Last week I wrote about the “front end” of the college process, the SAT. This week I will address the back end: what the young adult in your family can expect to do with his or her college diploma, once it is in hand. There is a surprising, but reassuring similarity in the skills needed to succeed on the SAT and gain college admission, and the skills needed to successfully land and succeed in a first job after college.

These economic pressures have made things especially difficult for college graduates hoping to enter the job market. Yet no matter the state of the economy, graduating college students will find it more and more difficult to land fulfilling jobs in the years ahead, unless they take some basic steps to distinguish themselves.

Squeaking by with less-than-stellar grades may land your son or daughter a diploma, but it might not help him or her land a job offer. Employers are increasingly looking at college grades as part of their evaluative process and they are also beginning to test for basic skills such as writing, analytical thinking and quantitative reasoning before placing a job offer on the table.

Of course, one would think that students who fail to learn these skills would have a much harder time getting even to the campus gates, let alone graduating. That is true; in fact, putting aside for a moment the economic storm clouds of the past three years, the lesson of the of the past three decades is that basic skills – reading, writing and math – are the best predictors for SAT, college and labor market success. In the absence of those skills, the chances for a young adult to achieve the very best performance are severely limited.

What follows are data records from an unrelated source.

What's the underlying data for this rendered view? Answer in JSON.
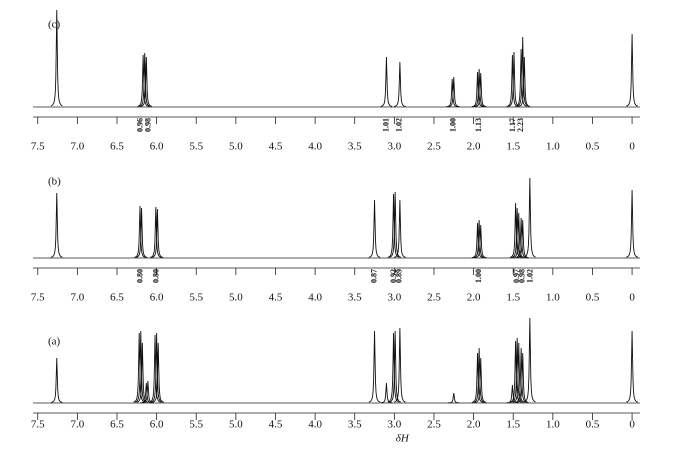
{
  "chart_data": [
    {
      "type": "nmr",
      "label": "(c)",
      "xlim": [
        7.56,
        -0.1
      ],
      "ylim": [
        0,
        100
      ],
      "xticks": [
        7.5,
        {
          "value": 7,
          "label": "7.0"
        },
        6.5,
        {
          "value": 6,
          "label": "6.0"
        },
        5.5,
        {
          "value": 5,
          "label": "5.0"
        },
        4.5,
        {
          "value": 4,
          "label": "4.0"
        },
        3.5,
        {
          "value": 3,
          "label": "3.0"
        },
        2.5,
        {
          "value": 2,
          "label": "2.0"
        },
        1.5,
        {
          "value": 1,
          "label": "1.0"
        },
        0.5,
        0
      ],
      "x": [
        7.26,
        6.17,
        6.15,
        6.13,
        3.1,
        2.93,
        2.27,
        2.25,
        1.95,
        1.93,
        1.91,
        1.51,
        1.49,
        1.4,
        1.38,
        1.36,
        0
      ],
      "values": [
        97,
        52,
        54,
        50,
        50,
        45,
        28,
        30,
        35,
        38,
        34,
        52,
        55,
        58,
        70,
        50,
        73
      ],
      "integrals": {
        "x": [
          6.2,
          6.1,
          3.1,
          2.93,
          2.25,
          1.93,
          1.5,
          1.4
        ],
        "values": [
          0.96,
          0.98,
          1.01,
          1.02,
          1,
          1.13,
          1.17,
          2.23
        ],
        "value_labels": [
          "0.96",
          "0.98",
          "1.01",
          "1.02",
          "1.00",
          "1.13",
          "1.17",
          "2.23"
        ]
      }
    },
    {
      "type": "nmr",
      "label": "(b)",
      "xlim": [
        7.56,
        -0.1
      ],
      "ylim": [
        0,
        100
      ],
      "xticks": [
        7.5,
        {
          "value": 7,
          "label": "7.0"
        },
        6.5,
        {
          "value": 6,
          "label": "6.0"
        },
        5.5,
        {
          "value": 5,
          "label": "5.0"
        },
        4.5,
        {
          "value": 4,
          "label": "4.0"
        },
        3.5,
        {
          "value": 3,
          "label": "3.0"
        },
        2.5,
        {
          "value": 2,
          "label": "2.0"
        },
        1.5,
        {
          "value": 1,
          "label": "1.0"
        },
        0.5,
        0
      ],
      "x": [
        7.26,
        6.21,
        6.19,
        6.01,
        5.99,
        3.25,
        3.01,
        2.99,
        2.93,
        1.95,
        1.93,
        1.91,
        1.47,
        1.45,
        1.43,
        1.4,
        1.38,
        1.29,
        0
      ],
      "values": [
        65,
        52,
        50,
        51,
        49,
        58,
        64,
        66,
        58,
        35,
        38,
        33,
        55,
        50,
        45,
        40,
        38,
        80,
        68
      ],
      "integrals": {
        "x": [
          6.2,
          6.0,
          3.25,
          3.0,
          2.93,
          1.93,
          1.45,
          1.38,
          1.28
        ],
        "values": [
          0.8,
          0.8,
          0.87,
          0.92,
          0.89,
          1,
          0.97,
          0.98,
          1.02
        ],
        "value_labels": [
          "0.80",
          "0.80",
          "0.87",
          "0.92",
          "0.89",
          "1.00",
          "0.97",
          "0.98",
          "1.02"
        ]
      }
    },
    {
      "type": "nmr",
      "label": "(a)",
      "xlabel": "δH",
      "xlim": [
        7.56,
        -0.1
      ],
      "ylim": [
        0,
        100
      ],
      "xticks": [
        7.5,
        {
          "value": 7,
          "label": "7.0"
        },
        6.5,
        {
          "value": 6,
          "label": "6.0"
        },
        5.5,
        {
          "value": 5,
          "label": "5.0"
        },
        4.5,
        {
          "value": 4,
          "label": "4.0"
        },
        3.5,
        {
          "value": 3,
          "label": "3.0"
        },
        2.5,
        {
          "value": 2,
          "label": "2.0"
        },
        1.5,
        {
          "value": 1,
          "label": "1.0"
        },
        0.5,
        0
      ],
      "x": [
        7.26,
        6.22,
        6.2,
        6.18,
        6.13,
        6.11,
        6.02,
        6.0,
        5.98,
        3.25,
        3.1,
        3.01,
        2.99,
        2.93,
        2.25,
        1.95,
        1.93,
        1.91,
        1.51,
        1.47,
        1.45,
        1.43,
        1.4,
        1.38,
        1.29,
        0
      ],
      "values": [
        45,
        70,
        72,
        60,
        20,
        22,
        68,
        70,
        60,
        72,
        20,
        70,
        72,
        75,
        10,
        50,
        55,
        45,
        18,
        62,
        65,
        60,
        55,
        50,
        85,
        72
      ]
    }
  ]
}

All that I have written so far may be hitting you like a particularly cold shower, especially at the start of this new academic year. But all is not bleak. There are some basic steps that you can encourage your young adult to take, so that he or she is developing a skill set of interest to employers, or at least attempting to match his or her skill set to employers’ expectations. These steps include:

  • Factoring interests and passions into choosing the right major. Tell your young adult to take the time to make an informed choice about his or her course of study. Too many students choose a major based upon what they think will earn them the biggest paycheck.
  • Studying field projections of majors before choosing one. A recently released book called College Majors Handbook, available at major bookstores, offers field projections for 60 different majors, letting students know which occupational fields are growing and which aren’t. For example, the demand for elementary school teachers is expected to increase at a below-average rate of 13 percent between 2002 and 2012, while the demand for special education teachers is expected to expand my more than 30 percent during the same time. Understanding differences like this can pay off when students have to decide where to specialize their degree.
  • Acquiring the basic skills needed to do certain jobs, and not just assuming that a degree, with an interesting major that fits field projections, will do the trick. Studying a job, and skills required for it, will help graduating students figure out whether that job would suit them, whether they have the skills needed for the job, and whether it is a job they would be interested in.

When all is said and done, most students will probably discover that strong basic skills such as writing, analytical thinking and quantitative reasoning can make or break their employability. And since those same skills are a prerequisite to success on the SAT or in college itself, maybe there is a method to the madness.